Honest

Future

Epic – 2014
par Aurélien, le 30 avril 2014
8

Enfin entendre une arlésienne, c'est toujours un grand chamboulement dans mon cœur. Comme quand j'étais gamin face à mes cadeaux de Noël: il y avait de l'appréhension, et surtout la crainte de ne pas avoir été suffisamment sage pour mériter le Graal. Ce genre d'excitation laisse souvent peu de place aux concessions. Elle m'a d'ailleurs valu par le passé de finir roulé en boule dans le RER après m'être enquillé Yeezus, d'avoir rappelé mes ex après avoir entendu Nothing Was The Same et d'avoir organisé une soirée au KFC après un séance de Mastermind. En ce qui concerne Future par contre, n'étant pas tout à fait convaincu de sa capacité à sortir un vrai gros disque, je manquais de projets. Ce n'est qu'après avoir parcouru son Honest que la chose m'est apparue comme une évidence: avec un truc pareil dans les oreilles, je ne pouvais aller ailleurs qu'à la messe.

Petite précision sur le genre d'église à laquelle je me suis rendu néanmoins: sur l'autel, point d'hostie, d'eau bénite ou de crucifix. Plutôt un gros paquet d'icônes païennes, quelques grammes de dope, et surtout beaucoup d'amours et d'amitiés brisées. Et puisqu'un prêtre thug ne serait rien sans sa chorale, MikeWillMadeIt, Sonny Digital et Nard & B (tous trois déjà responsables de quelques unes de ses plus grosses frappes sur Pluto), ainsi que les omniprésents 808 Mafia et Metro Boomin ont tous répondu à l'appel. Du pain béni pour mettre en son cette grand messe à la fois profondément frontale et délicieusement introspective.

Plus fragmenté qu'un vitrail d'église, Honest compose en permanence avec le côté colosse au cœur de guimauve de son géniteur. Tantôt fort comme Manuel Ferrara (l'anthem matérialiste "Covered N Money"), tantôt canard softcore (l'ode aux formes de sa femme Ciara "I Won"), Future est dans le grand écart permanent.
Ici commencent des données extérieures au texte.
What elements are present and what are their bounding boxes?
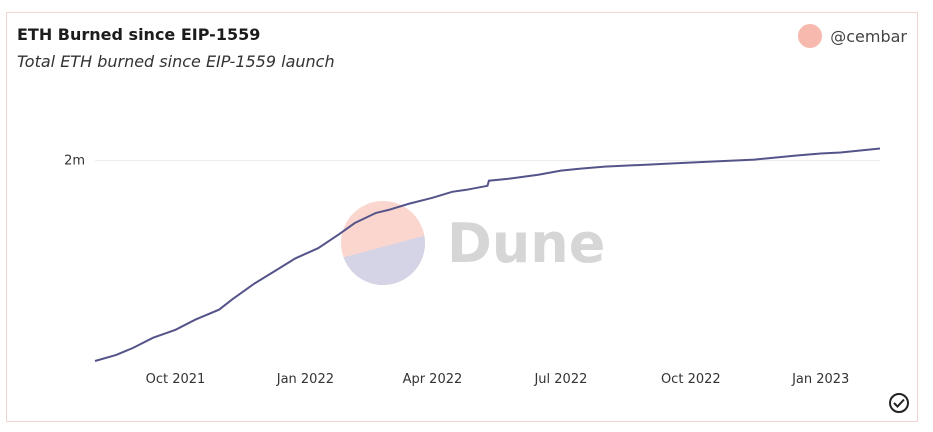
chart-title: ETH Burned since EIP-1559 <box>17 25 261 44</box>
dune-watermark: Dune <box>341 201 605 286</box>
x-tick-label: Jan 2023 <box>791 372 849 387</box>
avatar <box>798 24 823 48</box>
dune-logo-bottom <box>343 235 426 286</box>
x-tick-label: Jul 2022 <box>533 372 587 387</box>
x-tick-label: Oct 2021 <box>146 372 206 387</box>
x-tick-label: Oct 2022 <box>661 372 721 387</box>
author-name: @cembar <box>830 26 907 46</box>
watermark-text: Dune <box>447 212 605 275</box>
check-circle-icon[interactable] <box>889 393 909 413</box>
x-tick-label: Jan 2022 <box>276 372 334 387</box>
chart-subtitle: Total ETH burned since EIP-1559 launch <box>17 52 335 71</box>
chart-card: ETH Burned since EIP-1559 Total ETH burn… <box>6 12 918 422</box>
y-tick-label: 2m <box>64 154 85 169</box>
series-line <box>94 147 881 362</box>
x-tick-label: Apr 2022 <box>403 372 463 387</box>
author-link[interactable]: @cembar <box>798 23 907 49</box>
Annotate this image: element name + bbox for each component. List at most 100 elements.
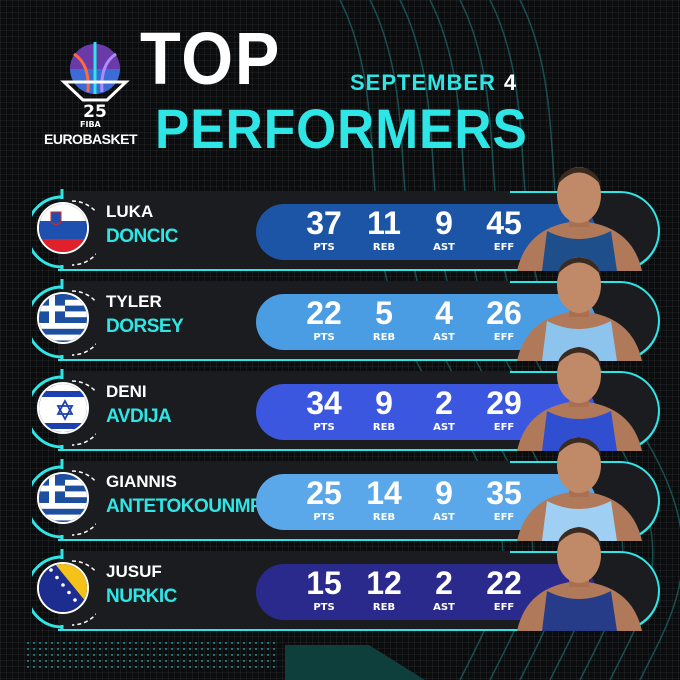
stat-label: REB (372, 422, 396, 433)
stat-value: 26 (486, 295, 522, 331)
stat-pts: 22 PTS (294, 294, 354, 344)
player-last-name: DORSEY (106, 316, 184, 337)
stat-value: 29 (486, 385, 522, 421)
player-first-name: TYLER (106, 292, 162, 311)
stat-value: 22 (486, 565, 522, 601)
stat-label: PTS (313, 422, 335, 433)
player-row: LUKA DONCIC 37 PTS 11 REB 9 AST 45 EFF (28, 167, 660, 273)
stat-eff: 45 EFF (474, 204, 534, 254)
player-last-name: DONCIC (106, 226, 178, 247)
player-first-name: DENI (106, 382, 147, 401)
brand-name: EUROBASKET (44, 131, 138, 147)
player-row: DENI AVDIJA 34 PTS 9 REB 2 AST 29 EFF (28, 347, 660, 453)
israel-flag-icon (37, 382, 89, 434)
stat-value: 11 (367, 205, 401, 241)
stat-value: 22 (306, 295, 342, 331)
stat-label: EFF (493, 332, 515, 343)
stat-reb: 11 REB (354, 204, 414, 254)
flag-ring (32, 369, 96, 451)
logo-number: 25 (83, 102, 107, 122)
stat-value: 34 (306, 385, 342, 421)
stat-label: PTS (313, 242, 335, 253)
stat-ast: 9 AST (414, 474, 474, 524)
player-row: JUSUF NURKIC 15 PTS 12 REB 2 AST 22 EFF (28, 527, 660, 633)
player-photo (517, 437, 642, 541)
stat-label: EFF (493, 422, 515, 433)
stat-value: 9 (375, 385, 393, 421)
stat-label: REB (372, 512, 396, 523)
player-last-name: NURKIC (106, 586, 177, 607)
stat-value: 2 (435, 385, 453, 421)
stat-pts: 25 PTS (294, 474, 354, 524)
stat-label: REB (372, 242, 396, 253)
stat-pts: 37 PTS (294, 204, 354, 254)
stat-value: 35 (486, 475, 522, 511)
stat-label: AST (433, 332, 455, 343)
stat-value: 14 (366, 475, 402, 511)
player-first-name: LUKA (106, 202, 154, 221)
stat-value: 4 (435, 295, 453, 331)
stat-label: EFF (493, 242, 515, 253)
stat-eff: 26 EFF (474, 294, 534, 344)
stats-pill: 34 PTS 9 REB 2 AST 29 EFF (256, 384, 596, 440)
stat-reb: 14 REB (354, 474, 414, 524)
slovenia-flag-icon (37, 202, 89, 254)
stat-label: REB (372, 602, 396, 613)
player-first-name: GIANNIS (106, 472, 177, 491)
player-last-name: ANTETOKOUNMPO (106, 496, 277, 517)
flag-ring (32, 549, 96, 631)
title-bottom: PERFORMERS (155, 97, 528, 160)
flag-ring (32, 189, 96, 271)
stat-eff: 29 EFF (474, 384, 534, 434)
greece-flag-icon (37, 472, 89, 524)
stat-value: 45 (486, 205, 522, 241)
eurobasket-logo: 25 (60, 42, 130, 122)
player-row: TYLER DORSEY 22 PTS 5 REB 4 AST 26 EFF (28, 257, 660, 363)
stat-eff: 35 EFF (474, 474, 534, 524)
stat-value: 15 (306, 565, 342, 601)
player-photo (517, 167, 642, 271)
flag-ring (32, 459, 96, 541)
date-month: SEPTEMBER (350, 70, 496, 95)
stat-label: AST (433, 422, 455, 433)
stat-reb: 9 REB (354, 384, 414, 434)
date: SEPTEMBER 4 (350, 70, 517, 96)
stat-label: PTS (313, 602, 335, 613)
stat-value: 9 (435, 205, 453, 241)
player-photo (517, 347, 642, 451)
player-row: GIANNIS ANTETOKOUNMPO 25 PTS 14 REB 9 AST 35 EF… (28, 437, 660, 543)
stat-label: AST (433, 602, 455, 613)
greece-flag-icon (37, 292, 89, 344)
stat-pts: 34 PTS (294, 384, 354, 434)
stat-reb: 12 REB (354, 564, 414, 614)
title-top: TOP (140, 17, 282, 100)
stat-value: 5 (375, 295, 393, 331)
stat-label: EFF (493, 602, 515, 613)
fiba-label: FIBA (80, 120, 101, 129)
player-last-name: AVDIJA (106, 406, 172, 427)
stat-ast: 9 AST (414, 204, 474, 254)
decorative-dots (25, 640, 275, 670)
stat-label: PTS (313, 332, 335, 343)
date-day: 4 (503, 70, 518, 95)
stat-value: 2 (435, 565, 453, 601)
bosnia-flag-icon (37, 562, 89, 614)
stat-value: 25 (306, 475, 342, 511)
stat-label: AST (433, 512, 455, 523)
stat-value: 12 (366, 565, 402, 601)
stat-ast: 2 AST (414, 384, 474, 434)
stat-label: EFF (493, 512, 515, 523)
stat-label: AST (433, 242, 455, 253)
player-photo (517, 527, 642, 631)
stat-ast: 2 AST (414, 564, 474, 614)
stat-value: 9 (435, 475, 453, 511)
stat-label: PTS (313, 512, 335, 523)
player-photo (517, 257, 642, 361)
stat-value: 37 (306, 205, 342, 241)
stat-pts: 15 PTS (294, 564, 354, 614)
stat-ast: 4 AST (414, 294, 474, 344)
stat-reb: 5 REB (354, 294, 414, 344)
player-first-name: JUSUF (106, 562, 162, 581)
stat-eff: 22 EFF (474, 564, 534, 614)
flag-ring (32, 279, 96, 361)
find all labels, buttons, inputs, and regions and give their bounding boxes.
Sans jamais se trahir, l'homme prêche à l'autotune, harangue les fidèles d'une paroisse dans laquelle il apparaît magistral, emporté et à la fois terriblement plus introspectif que sur son précédent album. Ce qui ne facilite pas à la tâche aux nombreux invités venus s'amuser sur cette aire de jeu paradisiaque – exception faite d'un André 3000 qui demeure l'ultime homme à tout faire de ce foutu rap jeu sur un "Benz Friends" plus prenant qu'un gospel de la Nouvelle-Orléans.

Qu'on apprécie ou non la variété de Honest, le disque prend des allures de Nouveau Testament dans la discographie encore bancale de Nayvadius Cash. Certes, tout n'y apparaît pas encore complètement abouti. Et oui, parfois ça sent tellement le faisandé qu'on se demande encore ce qui a bien pu se passer sur "Never Satisfied" et "Side Effects". Mais la mosaïque est aussi stellaire que le plaisir qu'elle provoque est coupable, et Honest demeure à ce jour le kaléidoscope le plus fidèle de tout ce qui, de Dirty Sprite jusqu'à No Sleep, à su nous toucher chez l'extraterrestre d'Atlanta. Peut-être pas une réussite totale, mais au moins un bel album à la Take Care qui s'offre de jolies parenthèses émo et une belle brochette de tubes imparables qui achèveront de nous mettre des papillons dans le ventre.